Você sabe com quem está falando?

B

em lá no início do curso de Comunicação Social, aprendemos que o emissor, o meio, a mensagem e o receptor são elementos fundamentais da comunicação. Sem um deles, o processo não se estabelece. Na prática, já no mercado, passei a compreender como funcionam os três primeiros dentro da área de Comunicação Interna de uma empresa. Embora se exercite diariamente técnicas que qualifiquem o emissor, o meio e a mensagem, nesta mesma prática, há pouco tempo para pensar sobre o último elemento, o funcionário da sua empresa. Quem é ele? O que o motiva? Que dúvidas ele tem a respeito da sua atividade? Essas são questões primordiais para o sucesso da comunicação interna em qualquer empresa do mundo. No Brasil, especialmente, o tema ganha mais um ingrediente: a qualidade da educação e a baixa escolaridade. Quanto tempo estudou? Qual seu nível de compreensão? Quantos livros lê por ano? Este é, portanto, o novo paradigma. Ouso dizer que, neste período de grande preocupação com a diversidade dentro do quadro de funcionários das organizações, além de todo investimento na valorização de negros, homossexuais e funcionários com deficiência, por exemplo, os empresários precisarão aplicar parte de seus esforços na comunicação com analfabetos funcionais. Aliás, você sabe o que é isso? Segundo a Unesco (organização das Nações Unidas para a educação, a ciência e a cultura), analfabeto funcional é toda pessoa que sabe escrever seu próprio nome, lê e escreve frases simples, efetua cálculos básicos, mas é incapaz de interpretar o que lê e de usar a leitura e a escrita em atividades cotidianas.

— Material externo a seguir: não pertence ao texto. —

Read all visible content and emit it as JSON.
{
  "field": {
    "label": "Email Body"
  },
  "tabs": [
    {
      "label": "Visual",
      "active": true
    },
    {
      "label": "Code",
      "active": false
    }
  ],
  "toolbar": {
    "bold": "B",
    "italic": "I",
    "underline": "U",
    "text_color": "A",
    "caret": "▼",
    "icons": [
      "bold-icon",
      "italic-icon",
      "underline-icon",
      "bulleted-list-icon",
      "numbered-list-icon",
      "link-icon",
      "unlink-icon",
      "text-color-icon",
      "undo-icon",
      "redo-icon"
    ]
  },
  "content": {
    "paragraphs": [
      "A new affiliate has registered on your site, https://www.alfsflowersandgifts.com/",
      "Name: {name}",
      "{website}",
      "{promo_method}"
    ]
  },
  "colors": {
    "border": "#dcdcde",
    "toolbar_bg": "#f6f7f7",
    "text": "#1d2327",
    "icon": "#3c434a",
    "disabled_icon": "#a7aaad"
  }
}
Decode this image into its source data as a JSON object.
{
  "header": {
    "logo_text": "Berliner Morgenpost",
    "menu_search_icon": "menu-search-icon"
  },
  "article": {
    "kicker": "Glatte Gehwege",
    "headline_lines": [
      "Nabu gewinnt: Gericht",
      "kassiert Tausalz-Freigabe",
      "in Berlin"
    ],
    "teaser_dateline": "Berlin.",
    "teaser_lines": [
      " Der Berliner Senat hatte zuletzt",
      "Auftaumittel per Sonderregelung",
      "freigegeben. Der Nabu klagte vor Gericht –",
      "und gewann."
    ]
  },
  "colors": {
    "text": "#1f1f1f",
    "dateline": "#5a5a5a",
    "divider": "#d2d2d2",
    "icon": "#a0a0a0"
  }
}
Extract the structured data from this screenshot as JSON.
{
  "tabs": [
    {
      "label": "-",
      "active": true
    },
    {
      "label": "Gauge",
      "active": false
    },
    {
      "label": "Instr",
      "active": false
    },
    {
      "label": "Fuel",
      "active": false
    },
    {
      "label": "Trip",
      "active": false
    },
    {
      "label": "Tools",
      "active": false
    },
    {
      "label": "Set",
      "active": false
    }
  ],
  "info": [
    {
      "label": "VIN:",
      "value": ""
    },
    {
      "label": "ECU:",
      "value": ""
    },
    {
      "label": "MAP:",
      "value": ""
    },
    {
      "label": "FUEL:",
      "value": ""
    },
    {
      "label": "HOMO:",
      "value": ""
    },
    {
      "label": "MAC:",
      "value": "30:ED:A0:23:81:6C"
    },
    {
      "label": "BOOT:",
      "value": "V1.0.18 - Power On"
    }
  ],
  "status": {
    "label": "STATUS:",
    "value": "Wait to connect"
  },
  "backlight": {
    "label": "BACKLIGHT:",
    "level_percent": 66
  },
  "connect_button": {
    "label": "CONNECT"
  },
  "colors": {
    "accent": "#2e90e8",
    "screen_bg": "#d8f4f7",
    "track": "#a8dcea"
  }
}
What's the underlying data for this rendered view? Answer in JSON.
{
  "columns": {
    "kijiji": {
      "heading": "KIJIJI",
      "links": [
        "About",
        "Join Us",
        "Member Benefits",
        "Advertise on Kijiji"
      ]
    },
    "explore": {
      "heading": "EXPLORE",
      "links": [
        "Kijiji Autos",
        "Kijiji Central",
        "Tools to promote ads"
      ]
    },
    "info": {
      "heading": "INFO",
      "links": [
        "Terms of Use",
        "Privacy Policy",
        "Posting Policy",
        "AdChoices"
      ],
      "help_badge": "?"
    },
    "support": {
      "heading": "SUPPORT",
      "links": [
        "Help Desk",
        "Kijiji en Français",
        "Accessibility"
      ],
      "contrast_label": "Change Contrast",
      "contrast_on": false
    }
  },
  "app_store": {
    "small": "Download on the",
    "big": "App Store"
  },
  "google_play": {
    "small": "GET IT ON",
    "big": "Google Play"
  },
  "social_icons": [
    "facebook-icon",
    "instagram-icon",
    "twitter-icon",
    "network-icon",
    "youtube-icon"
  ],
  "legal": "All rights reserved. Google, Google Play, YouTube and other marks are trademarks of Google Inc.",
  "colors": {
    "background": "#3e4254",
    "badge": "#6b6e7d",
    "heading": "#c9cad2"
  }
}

E você sabia que, sendo a sua empresa uma empresa que recruta brasileiros, se ela tiver cinco mil funcionários, 1.400 deles podem ser classificados neste grupo? O dado é da edição de 2009 do Indicador de Analfabetismo Funcional, o Inaf, que retrata a situação de brasileiros com idade entre 15 e 64 anos, estudantes ou não. Segundo o Inaf 2009, 28% dos brasileiros são analfabetos funcionais.

{Jul/Ago de 2011}

A grande preocupação que precisa surgir a partir desta realidade da nossa alfabetização é a seguinte: qual o nível de compreensão dos funcionários da sua organização às informações que são comunicadas diariamente dentro da empresa? Suponhamos que o seu supermercado ou a sua indústria tenham um mural e uma revista. Certamente, a alta direção nutre a expectativa de que os seus funcionários se movimentem motivados pelas informações obtidas por meio dessas ferramentas. Nada mais natural depois do investimento aplicado. Mas, repito o questionamento: este receptor está preparado para responder como o seu líder espera? Embora tenhamos assistido entusiasmados o fenômeno da emersão de milhões de brasileiros, que passaram a compor a classe C, ainda há estatísticas relacionadas à educação brasileira que nos envergonham – e prejudicam os negócios. Para se ter uma ideia, de acordo com o Relatório de Desenvolvimento Humano da ONU, a Organização das Nações Unidas, publicado no final do ano passado, o Brasil tem a média do Zimbábue no quesito educação. Nada contra o país africano, a não ser o fato de ele figurar na 169º posição do IDH (Índice de Desenvolvimento Humano), enquanto o Brasil está no 73º lugar. Os brasileiros estudam, em média, apenas 7 anos. O mesmo tempo que no Zimbábue. A ONU recomenda que o nosso país quase dobre o tempo de permanência da população dentro das salas de aula, elevando-o para 13 anos. E o futuro não parece nada promissor. O Brasil está apenas na 53ª posição do Programa Internacional de Avaliação de Alunos (Pisa, na sigla em inglês), divulgado em dezembro de 2010 pela Organização para a Cooperação e o Desenvolvimento Econômico (OCDE). O estudo fez um raio-x da situação da educação (leitura, matemática e ciência) de cerca de três mil adolescentes brasileiros, todos na faixa dos 15 anos. A China foi a grande vencedora, com 1.731 pontos. O Brasil acumulou 1.203 e ficou atrás de nações como Chile, Trinidad e Tobago, Colômbia, México e Uruguai. Em se tratando de leitura, especificamente, nosso índice ficou abaixo da média. A pesquisa é produzida a cada três anos e reúne 65 países, entre membros e parceiros da organização.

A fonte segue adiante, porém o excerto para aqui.